On the recommendation of fellow members of the group I brought my longer lenses, the 90mm Elmarit and a Canon Serenar 135mmF4 (the bad version). I did not use the Serenar on the M4, it is too unpredictable no use to throw away valuable shots.
It is easy to see here what shots are taken with the 90mm and whose with the 50mm.
Shooting with the 90mm is very unusual for me, specially on film. The Elmarit often comes with me on holidays but only for a couple of digital shots. The results are quite pleasing, it offers very different point of view.
The film is another roll of my bulk Ultrafine Extreme 400 hand-rolled. The processing from the lab was a bit below the usual quality, that’s life.
You see mostly men in these pictures, but there were many women as well, they just did not come on the frame at the right time.
Same day different camera in Warorot Market in Chiang Mai, the Leica M262 and the Summilux 50mmv2.
I do not have a lot to say since the last post of film pictures on the same subject, I think I still prefer the film shots. But the flexibility of the M262 in term of ISO is much appreciated. Can go high and low on demand, it looks so obvious, but not really for a film shooter.

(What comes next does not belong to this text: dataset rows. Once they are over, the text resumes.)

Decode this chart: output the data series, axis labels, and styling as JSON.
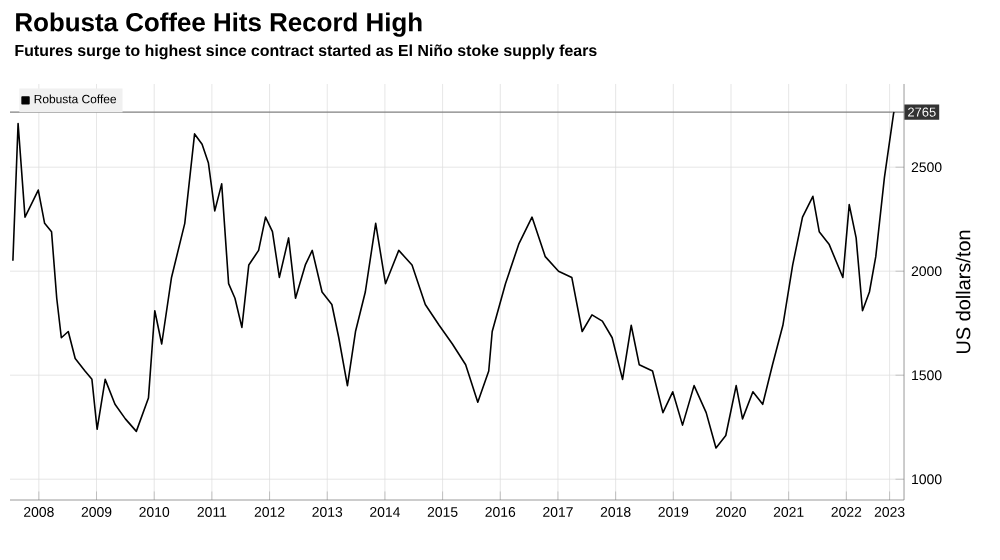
{
  "chart_data": {
    "type": "line",
    "title": "Robusta Coffee Hits Record High",
    "subtitle": "Futures surge to highest since contract started as El Niño stoke supply fears",
    "ylabel": "US dollars/ton",
    "x": [
      2008.05,
      2008.14,
      2008.26,
      2008.49,
      2008.6,
      2008.72,
      2008.81,
      2008.89,
      2009.01,
      2009.13,
      2009.3,
      2009.42,
      2009.51,
      2009.65,
      2009.82,
      2010.0,
      2010.19,
      2010.4,
      2010.51,
      2010.63,
      2010.8,
      2011.03,
      2011.2,
      2011.33,
      2011.44,
      2011.55,
      2011.67,
      2011.79,
      2011.9,
      2012.02,
      2012.14,
      2012.31,
      2012.43,
      2012.55,
      2012.67,
      2012.83,
      2012.95,
      2013.12,
      2013.24,
      2013.41,
      2013.58,
      2013.7,
      2013.85,
      2013.99,
      2014.16,
      2014.34,
      2014.51,
      2014.74,
      2014.97,
      2015.2,
      2015.44,
      2015.67,
      2015.9,
      2016.11,
      2016.3,
      2016.36,
      2016.59,
      2016.82,
      2017.05,
      2017.28,
      2017.51,
      2017.74,
      2017.92,
      2018.09,
      2018.27,
      2018.44,
      2018.62,
      2018.77,
      2018.91,
      2019.14,
      2019.32,
      2019.49,
      2019.66,
      2019.86,
      2020.07,
      2020.24,
      2020.41,
      2020.59,
      2020.7,
      2020.88,
      2021.05,
      2021.22,
      2021.4,
      2021.57,
      2021.74,
      2021.92,
      2022.03,
      2022.2,
      2022.44,
      2022.55,
      2022.67,
      2022.78,
      2022.9,
      2023.01,
      2023.16,
      2023.32,
      2023.33
    ],
    "series": [
      {
        "name": "Robusta Coffee",
        "color": "#000000",
        "values": [
          2050,
          2710,
          2260,
          2390,
          2230,
          2190,
          1870,
          1680,
          1710,
          1580,
          1520,
          1480,
          1240,
          1480,
          1360,
          1290,
          1230,
          1390,
          1810,
          1650,
          1970,
          2230,
          2660,
          2610,
          2520,
          2290,
          2420,
          1940,
          1870,
          1730,
          2030,
          2100,
          2260,
          2190,
          1970,
          2160,
          1870,
          2030,
          2100,
          1900,
          1840,
          1680,
          1450,
          1710,
          1900,
          2230,
          1940,
          2100,
          2030,
          1840,
          1740,
          1650,
          1550,
          1370,
          1520,
          1710,
          1940,
          2130,
          2260,
          2070,
          2000,
          1970,
          1710,
          1790,
          1760,
          1680,
          1480,
          1740,
          1550,
          1520,
          1320,
          1420,
          1260,
          1450,
          1320,
          1150,
          1210,
          1450,
          1290,
          1420,
          1360,
          1550,
          1740,
          2030,
          2260,
          2360,
          2190,
          2130,
          1970,
          2320,
          2160,
          1810,
          1900,
          2070,
          2450,
          2760,
          2765
        ]
      }
    ],
    "xlim": [
      2008,
      2023.5
    ],
    "ylim": [
      900,
      2900
    ],
    "xticks": [
      {
        "value": 2008.5,
        "label": "2008"
      },
      {
        "value": 2009.5,
        "label": "2009"
      },
      {
        "value": 2010.5,
        "label": "2010"
      },
      {
        "value": 2011.5,
        "label": "2011"
      },
      {
        "value": 2012.5,
        "label": "2012"
      },
      {
        "value": 2013.5,
        "label": "2013"
      },
      {
        "value": 2014.5,
        "label": "2014"
      },
      {
        "value": 2015.5,
        "label": "2015"
      },
      {
        "value": 2016.5,
        "label": "2016"
      },
      {
        "value": 2017.5,
        "label": "2017"
      },
      {
        "value": 2018.5,
        "label": "2018"
      },
      {
        "value": 2019.5,
        "label": "2019"
      },
      {
        "value": 2020.5,
        "label": "2020"
      },
      {
        "value": 2021.5,
        "label": "2021"
      },
      {
        "value": 2022.5,
        "label": "2022"
      },
      {
        "value": 2023.25,
        "label": "2023"
      }
    ],
    "yticks": [
      1000,
      1500,
      2000,
      2500
    ],
    "ref_lines": [
      {
        "axis": "y",
        "value": 2765,
        "label": "2765",
        "color": "#808080"
      }
    ],
    "grid": true,
    "legend": "top left",
    "marker": "none",
    "line_style": "solid"
  }
}
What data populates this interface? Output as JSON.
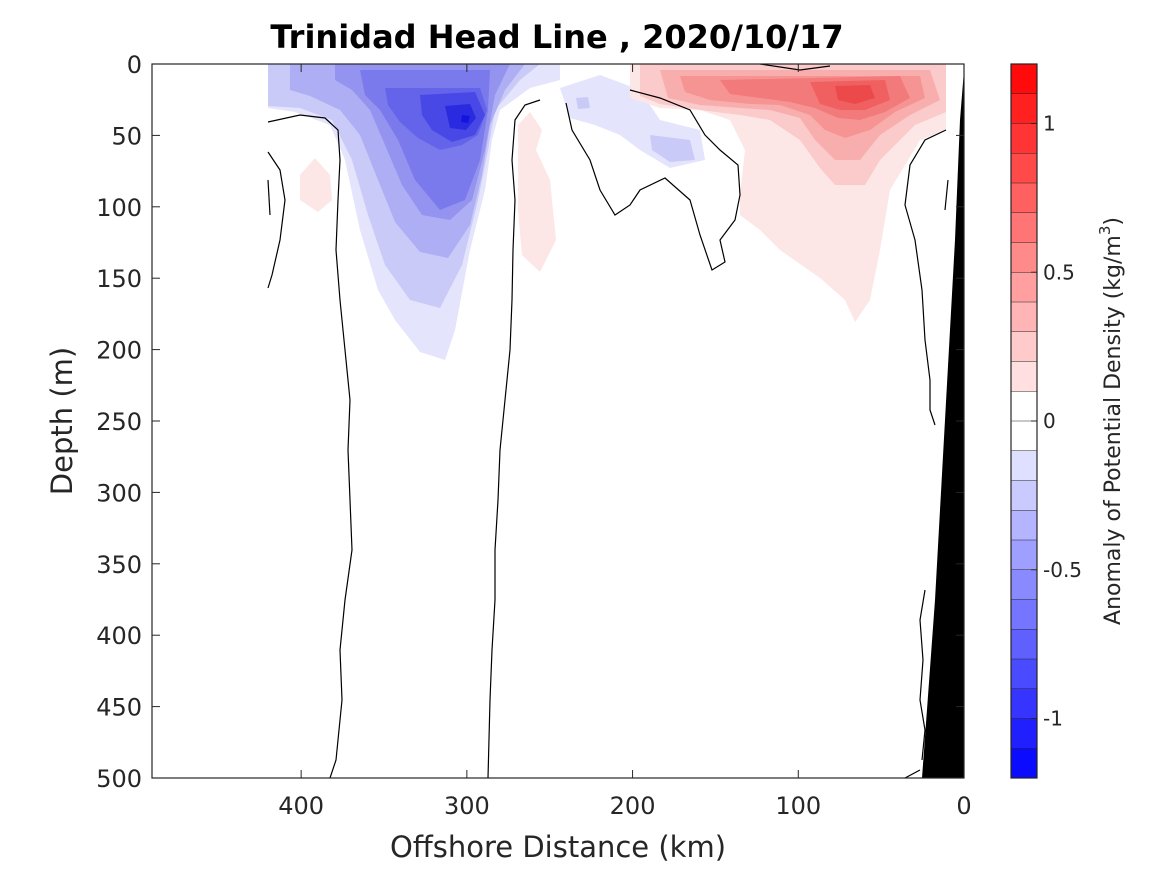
{
  "chart_data": {
    "type": "contour",
    "title": "Trinidad Head Line , 2020/10/17",
    "xlabel": "Offshore Distance (km)",
    "ylabel": "Depth (m)",
    "colorbar_label": "Anomaly of Potential Density (kg/m³)",
    "colorbar_label_base": "Anomaly of Potential Density (kg/m",
    "colorbar_label_sup": "3",
    "colorbar_label_end": ")",
    "x_direction": "reversed",
    "xlim": [
      490,
      0
    ],
    "ylim": [
      0,
      500
    ],
    "y_direction": "reversed",
    "xticks": [
      "400",
      "300",
      "200",
      "100",
      "0"
    ],
    "xtick_values": [
      400,
      300,
      200,
      100,
      0
    ],
    "yticks": [
      "0",
      "50",
      "100",
      "150",
      "200",
      "250",
      "300",
      "350",
      "400",
      "450",
      "500"
    ],
    "ytick_values": [
      0,
      50,
      100,
      150,
      200,
      250,
      300,
      350,
      400,
      450,
      500
    ],
    "clim": [
      -1.2,
      1.2
    ],
    "colorbar_levels": 24,
    "colorbar_ticks": [
      "-1",
      "-0.5",
      "0",
      "0.5",
      "1"
    ],
    "colorbar_tick_values": [
      -1,
      -0.5,
      0,
      0.5,
      1
    ],
    "colormap": "blue-white-red",
    "colors": {
      "negative": "#0000ff",
      "zero": "#ffffff",
      "positive": "#ff0000",
      "bathymetry": "#000000"
    },
    "features": [
      {
        "name": "negative anomaly core",
        "x": 300,
        "depth": 38,
        "value": -0.95
      },
      {
        "name": "positive anomaly core",
        "x": 70,
        "depth": 22,
        "value": 0.65
      },
      {
        "name": "secondary positive anomaly",
        "x": 130,
        "depth": 20,
        "value": 0.45
      }
    ],
    "grid": false,
    "legend": "colorbar right"
  }
}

It is also here that I realized the Summilux is seriously back focusing and that maybe I
should get a proper 50mm.
This family was rolling some kind of cigarettes.
Serious negotiation (above) about dry goods, looks like everybody was happy in the end.
The coffee shop around the corner, is quite busy and like all the upper section of the market has decent light.
This man is manually making some religious artifacts used as offerings in temples. Below one of the flower stalls doing offerings as well. There are many flower shops there, some are doing offerings some looks to be casual flower shops.
So this is it 3 years after borrowing a M9, 2 years after renting a M240 and deciding it was not for me and I better buy a M6 (Which I did), I just turned 50 and offered myself a beautiful M262 and a Summicron 28mmF2.
On the first day I went out to the Kong Siak road festival and managed to catch the following shots with the Summilux 50mm VII.
A more elaborated review will follow shortly, but it was time to share those.